The proposed method only modifies the data covariance matrix and other elements of which are the same as other MVB-based localizers. Thus, one can use iDMR data covariance matrix for power-based localizers (Moiseev et al. 2011), eigenspace-projection MVB (Sekihara et al. 2001), maximum contrast beamformer (Chen et al. 2006) and many other MVB-based algorithms.

In real AEF dataset scenario, we used the empty room noise for computing Q and proper results were obtained. However, since iDMR rebuilds the data covariance matrix using Q, it is better to use rest data recorded before the task, for a few minutes. By doing so, we have a data covariance matrix which is similar to original data covariance matrix (5) besides that the sources are decorrelated.

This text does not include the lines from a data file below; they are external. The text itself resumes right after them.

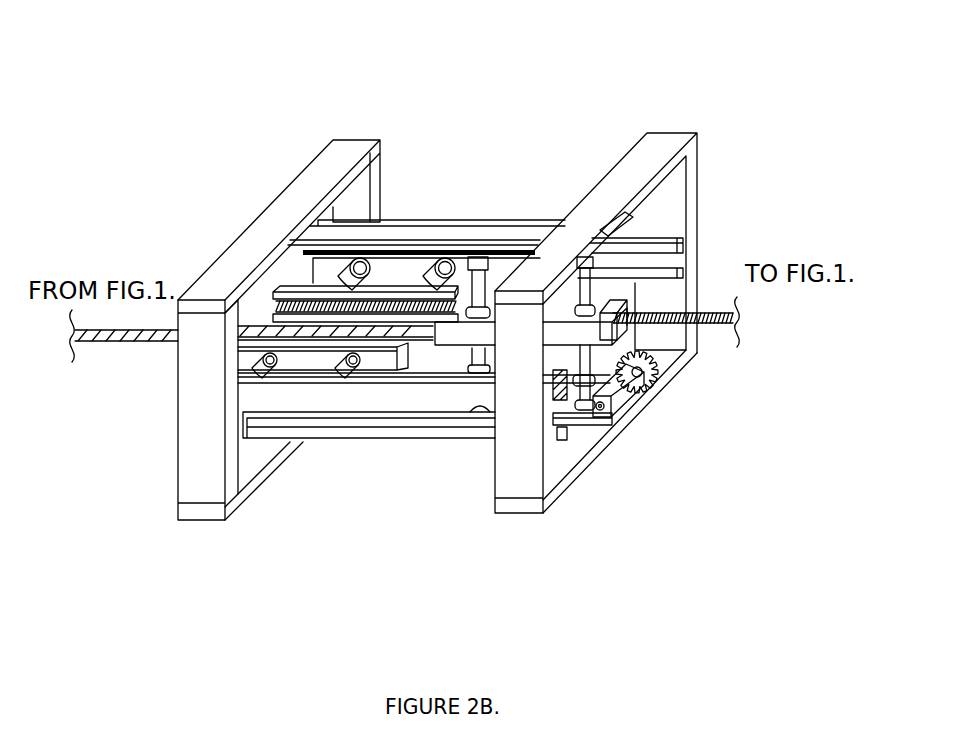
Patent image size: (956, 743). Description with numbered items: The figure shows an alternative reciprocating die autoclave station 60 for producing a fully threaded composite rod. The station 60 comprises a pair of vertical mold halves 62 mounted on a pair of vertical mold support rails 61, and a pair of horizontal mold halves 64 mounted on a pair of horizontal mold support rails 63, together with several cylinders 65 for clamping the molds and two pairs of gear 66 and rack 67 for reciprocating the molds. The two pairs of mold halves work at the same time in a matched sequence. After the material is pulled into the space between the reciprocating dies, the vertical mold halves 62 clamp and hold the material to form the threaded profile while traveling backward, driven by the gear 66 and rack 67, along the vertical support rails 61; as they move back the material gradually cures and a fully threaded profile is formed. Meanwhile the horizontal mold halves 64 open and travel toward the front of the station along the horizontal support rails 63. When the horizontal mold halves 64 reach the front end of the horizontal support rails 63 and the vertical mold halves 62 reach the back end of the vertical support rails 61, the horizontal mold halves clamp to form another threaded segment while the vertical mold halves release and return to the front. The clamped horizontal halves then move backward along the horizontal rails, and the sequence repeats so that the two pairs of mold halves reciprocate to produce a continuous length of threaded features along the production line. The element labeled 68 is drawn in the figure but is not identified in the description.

The reciprocating die autoclave station 60 is at (445, 37).
The vertical mold support rails 61 is at (578, 415).
The vertical mold halves 62 is at (463, 328).
The horizontal mold support rails 63 is at (337, 400).
The horizontal mold halves 64 is at (373, 290).
The cylinders 65 is at (478, 262).
The gear 66 is at (655, 365).
The rack 67 is at (644, 395).
The wire guide 68 is at (613, 320).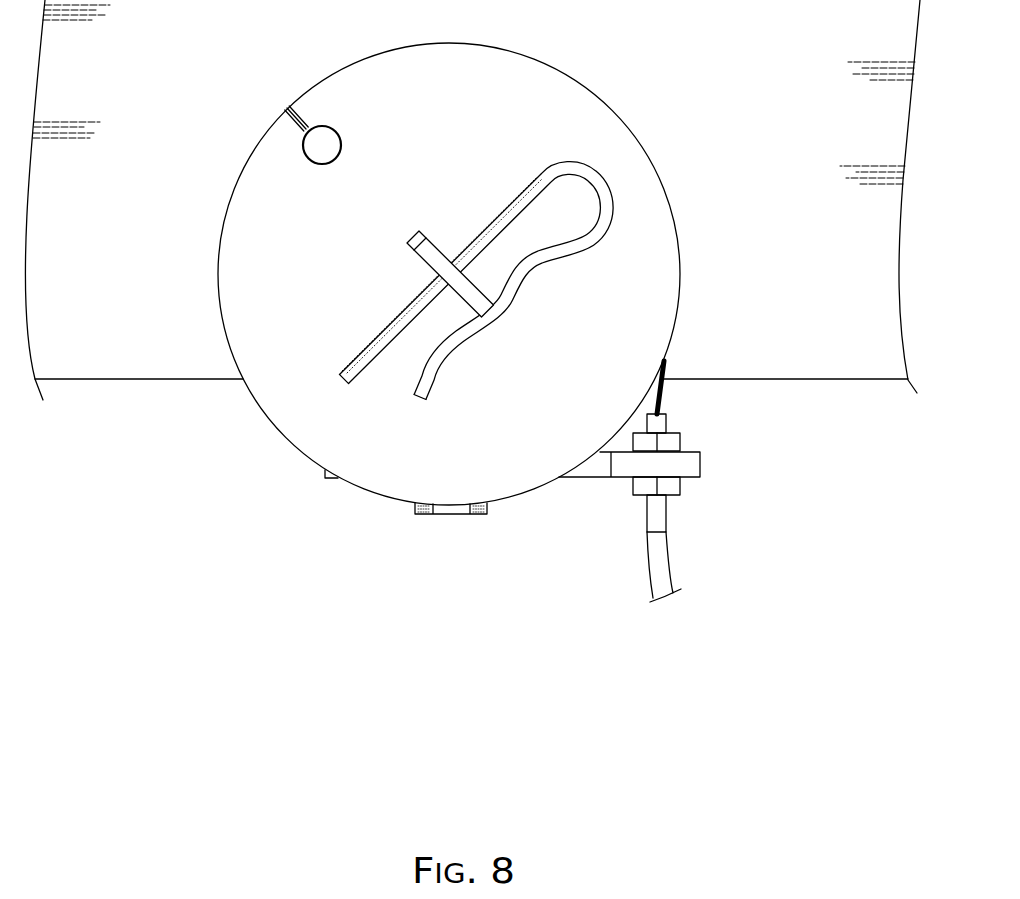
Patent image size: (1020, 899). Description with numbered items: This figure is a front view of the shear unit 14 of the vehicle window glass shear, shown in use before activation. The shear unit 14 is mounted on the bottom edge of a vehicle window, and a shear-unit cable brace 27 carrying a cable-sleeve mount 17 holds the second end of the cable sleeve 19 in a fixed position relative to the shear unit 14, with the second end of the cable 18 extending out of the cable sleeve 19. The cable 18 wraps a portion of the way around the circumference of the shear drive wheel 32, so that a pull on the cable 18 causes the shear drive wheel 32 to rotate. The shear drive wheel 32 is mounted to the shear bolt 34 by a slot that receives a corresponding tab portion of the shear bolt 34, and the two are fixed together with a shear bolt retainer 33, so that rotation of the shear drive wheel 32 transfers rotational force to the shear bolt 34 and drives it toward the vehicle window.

The shear unit 14 is at (177, 568).
The cable-sleeve mount 17 is at (676, 485).
The cable 18 is at (662, 391).
The cable sleeve 19 is at (662, 550).
The shear-unit cable brace 27 is at (600, 473).
The shear drive wheel 32 is at (274, 413).
The shear bolt retainer 33 is at (552, 257).
The shear bolt 34 is at (437, 247).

The main idea of iDMR for handling correlated and interference sources is decorrelating source covariance matrix. Hence, one maybe interested to use this feature but replace RAP-MUSIC with other algorithms such as FINES technique which is shown using EEG simulation data that can deals with correlated sources better than RAP-MUSIC (Xu et al. 2004).

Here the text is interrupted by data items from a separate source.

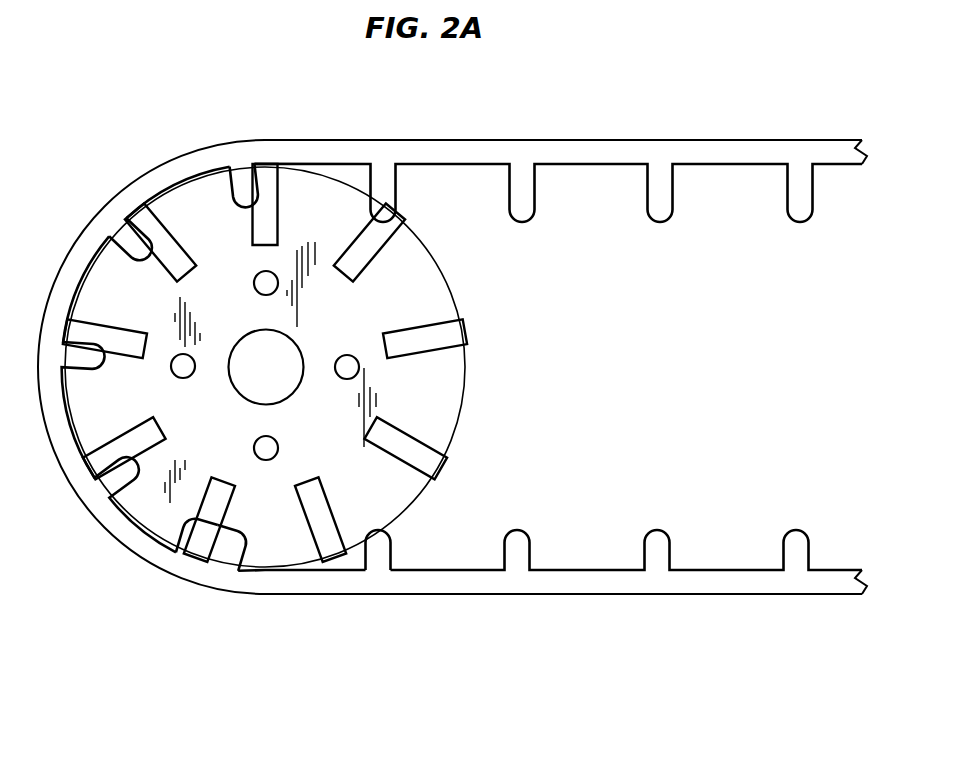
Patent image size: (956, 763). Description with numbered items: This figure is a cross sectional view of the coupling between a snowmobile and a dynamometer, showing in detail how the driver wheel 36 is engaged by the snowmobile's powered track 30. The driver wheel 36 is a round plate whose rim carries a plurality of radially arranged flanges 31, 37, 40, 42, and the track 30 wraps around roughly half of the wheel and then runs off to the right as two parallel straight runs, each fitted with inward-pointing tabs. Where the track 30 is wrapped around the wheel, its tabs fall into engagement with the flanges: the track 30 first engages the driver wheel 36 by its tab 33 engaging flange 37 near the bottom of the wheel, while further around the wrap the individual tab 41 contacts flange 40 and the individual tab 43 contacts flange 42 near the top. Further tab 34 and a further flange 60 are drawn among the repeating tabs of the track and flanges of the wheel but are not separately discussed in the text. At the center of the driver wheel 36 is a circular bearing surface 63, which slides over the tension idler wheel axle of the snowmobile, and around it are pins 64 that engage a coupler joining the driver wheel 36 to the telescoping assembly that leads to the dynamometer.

The track 30 is at (634, 143).
The flange 31 is at (425, 457).
The tab 33 is at (233, 546).
The tooth 34 is at (381, 566).
The driver wheel 36 is at (420, 491).
The flange 37 is at (200, 526).
The flange 40 is at (160, 226).
The individual tab 41 is at (135, 248).
The flange 42 is at (268, 214).
The individual tab 43 is at (242, 184).
The slot 60 is at (400, 254).
The circular bearing surface 63 is at (246, 386).
The pins 64 is at (278, 448).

Employing RAP-MUSIC, due to using a recursive search throughout the brain, increases computational effort, especially with an increasing number of sources. In a detailed view, implementing iDMR not only requires \(V\) beamformer computations (V is the total number of vertices) but also employs V × L RAP-MUSIC computations to estimate matrix A (L denotes the total number of sources found by RAP-MUSIC). As an alternative choice for RAP-MUSIC may source separation algorithms grouped in categories independent component analysis (ICA) (Hyvärinen et al. 2004) and dependent component analysis (DCA) (Xiang et al. 2015) be useful for determining matrix A. Using these algorithms in iDMR can be a topic for future work.

Conclusion

In this work, we investigated the application of iDMR for spatio-temporal reconstruction of neural activities. In situations where the presence of correlated sources or the existence of an interference source can cause an adverse effect particularly in reconstructing the time course of sources, iDMR by removing the cross correlation information from the source covariance matrix outperforms MVB, eMVB, and MPZ algorithms. Through the results acquired from the numerical experiments on both EEG and MEG data and empirical experiment on AEF data it can be understood that iDMR is superior in terms of temporal and spatial resolution, time course reconstruction, and output SNR, with respect to MVB, eMVB, and MPZ.